Eco-friendly power sources include wind and water power generation. Actually wind energy, the central focus here, has an exciting history of development and research.
The Persians exploited the earliest known wind powered machines around 500 to 900 A.D. Essentially, they made the first known wind mills that helped pumping water and grinding grain, though no archaeologists have found designs for their machines.

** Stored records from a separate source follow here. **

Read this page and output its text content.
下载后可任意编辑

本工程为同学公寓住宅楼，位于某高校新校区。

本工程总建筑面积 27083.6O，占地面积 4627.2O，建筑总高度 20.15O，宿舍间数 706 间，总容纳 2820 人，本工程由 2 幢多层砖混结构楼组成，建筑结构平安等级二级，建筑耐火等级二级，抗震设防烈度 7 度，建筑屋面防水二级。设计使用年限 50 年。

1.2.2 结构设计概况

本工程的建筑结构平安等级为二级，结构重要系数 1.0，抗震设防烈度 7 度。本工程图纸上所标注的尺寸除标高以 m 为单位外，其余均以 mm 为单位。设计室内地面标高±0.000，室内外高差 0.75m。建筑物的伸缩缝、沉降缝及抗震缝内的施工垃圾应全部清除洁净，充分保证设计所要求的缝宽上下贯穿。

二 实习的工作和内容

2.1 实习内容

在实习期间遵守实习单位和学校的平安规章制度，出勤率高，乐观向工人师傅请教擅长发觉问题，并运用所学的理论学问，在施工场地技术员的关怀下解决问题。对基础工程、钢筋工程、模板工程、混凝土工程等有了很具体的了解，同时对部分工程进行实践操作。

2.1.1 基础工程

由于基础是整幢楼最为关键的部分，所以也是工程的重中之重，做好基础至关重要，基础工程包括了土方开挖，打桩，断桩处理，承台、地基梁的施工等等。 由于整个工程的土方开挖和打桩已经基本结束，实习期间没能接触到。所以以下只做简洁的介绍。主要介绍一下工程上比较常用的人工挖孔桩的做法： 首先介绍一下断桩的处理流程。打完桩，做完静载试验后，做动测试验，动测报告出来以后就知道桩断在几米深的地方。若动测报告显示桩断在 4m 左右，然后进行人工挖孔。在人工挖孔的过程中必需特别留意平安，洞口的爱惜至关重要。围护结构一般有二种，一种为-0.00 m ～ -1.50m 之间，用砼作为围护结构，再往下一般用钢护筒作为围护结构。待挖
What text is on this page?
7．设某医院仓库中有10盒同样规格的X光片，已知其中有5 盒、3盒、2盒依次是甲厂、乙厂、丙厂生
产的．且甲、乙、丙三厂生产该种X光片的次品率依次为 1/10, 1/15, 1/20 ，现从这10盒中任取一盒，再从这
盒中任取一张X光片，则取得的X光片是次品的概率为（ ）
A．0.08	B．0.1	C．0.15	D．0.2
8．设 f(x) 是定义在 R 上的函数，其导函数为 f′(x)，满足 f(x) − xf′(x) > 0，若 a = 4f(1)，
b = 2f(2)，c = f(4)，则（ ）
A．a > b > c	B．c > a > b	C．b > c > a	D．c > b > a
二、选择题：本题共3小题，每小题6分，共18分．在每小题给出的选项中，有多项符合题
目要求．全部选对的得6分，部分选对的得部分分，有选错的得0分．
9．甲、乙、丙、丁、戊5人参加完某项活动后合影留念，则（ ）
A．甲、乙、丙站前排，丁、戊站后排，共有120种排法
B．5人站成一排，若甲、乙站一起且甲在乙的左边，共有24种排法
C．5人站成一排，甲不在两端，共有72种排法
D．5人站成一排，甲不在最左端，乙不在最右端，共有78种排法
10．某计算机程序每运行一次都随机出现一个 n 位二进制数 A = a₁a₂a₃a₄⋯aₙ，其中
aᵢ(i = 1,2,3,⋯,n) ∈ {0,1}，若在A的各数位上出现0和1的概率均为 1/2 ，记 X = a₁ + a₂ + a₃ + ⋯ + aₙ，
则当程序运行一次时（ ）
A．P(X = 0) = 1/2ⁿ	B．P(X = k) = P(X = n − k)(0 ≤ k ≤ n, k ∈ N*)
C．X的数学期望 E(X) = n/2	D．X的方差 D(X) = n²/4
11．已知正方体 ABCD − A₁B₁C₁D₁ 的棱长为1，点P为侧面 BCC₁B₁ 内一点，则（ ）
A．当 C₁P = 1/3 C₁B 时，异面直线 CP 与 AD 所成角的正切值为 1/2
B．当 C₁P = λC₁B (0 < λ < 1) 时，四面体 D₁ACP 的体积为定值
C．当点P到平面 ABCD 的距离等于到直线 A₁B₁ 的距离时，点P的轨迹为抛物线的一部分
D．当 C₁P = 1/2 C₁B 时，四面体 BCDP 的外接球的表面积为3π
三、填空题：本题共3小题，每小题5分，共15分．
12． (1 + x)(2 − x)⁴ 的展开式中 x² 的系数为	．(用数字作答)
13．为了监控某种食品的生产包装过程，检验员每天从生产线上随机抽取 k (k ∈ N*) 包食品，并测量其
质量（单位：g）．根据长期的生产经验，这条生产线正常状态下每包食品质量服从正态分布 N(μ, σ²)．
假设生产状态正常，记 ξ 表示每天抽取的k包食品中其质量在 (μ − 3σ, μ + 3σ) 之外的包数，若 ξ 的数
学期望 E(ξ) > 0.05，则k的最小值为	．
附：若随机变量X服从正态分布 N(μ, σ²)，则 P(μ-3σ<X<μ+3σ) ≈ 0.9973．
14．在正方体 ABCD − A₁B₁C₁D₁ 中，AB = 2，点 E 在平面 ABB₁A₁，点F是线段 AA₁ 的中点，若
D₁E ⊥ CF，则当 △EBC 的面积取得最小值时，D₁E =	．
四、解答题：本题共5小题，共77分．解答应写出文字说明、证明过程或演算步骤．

Some claim that China utilized windmills over 2,000 years in the past, but the earliest record of the Chinese’s use of the windmills is dated back to the early thirteenth century. The Chinese too made use of the windmills for pumping water and grinding grain.
For the next five to six centuries, Western Europe went on to improve the windmill. First, we see a swap from the former Persian and Mediterranean vertical shaft to a horizontal one, increasing the machine’s power.
Other innovations included blades with a sail, enhancing the aerodynamic lift, and the correct placement of the camber, blade spar, and centre of balance, also optimizing the sail’s power. Despite the higher abundance of steam-generated electricity, the use of windmills radically plummeted.
Into the nineteenth century, the U.S. finalized the windmill model, as the Americans still basically used them for pumping water. However, in 1887 Professor James Blyth from Scotland built the first electricity-generating wind turbine. Charles F. Bush of Ohio created the first American version in 1888, and Poul la Cour of Denmark built the first one in continental Europe in the 1890′s.
In 1931, the Russians built the first important utility-scale wind turbine with a nominal capacity of 100 KW. In 1941, the Americans followed their lead with the Smith-Putnam wind turbine, which boasted a nominal capacity of 1.25 megawatts.
Though development on wind power continued after World War Ii, it was not until the 1970′s that wind energy received serious attention as petroleum shortages scared the modern world. Today, scientists and engineers continue to develop wind power as a clean alternative option to fossil fuel energy.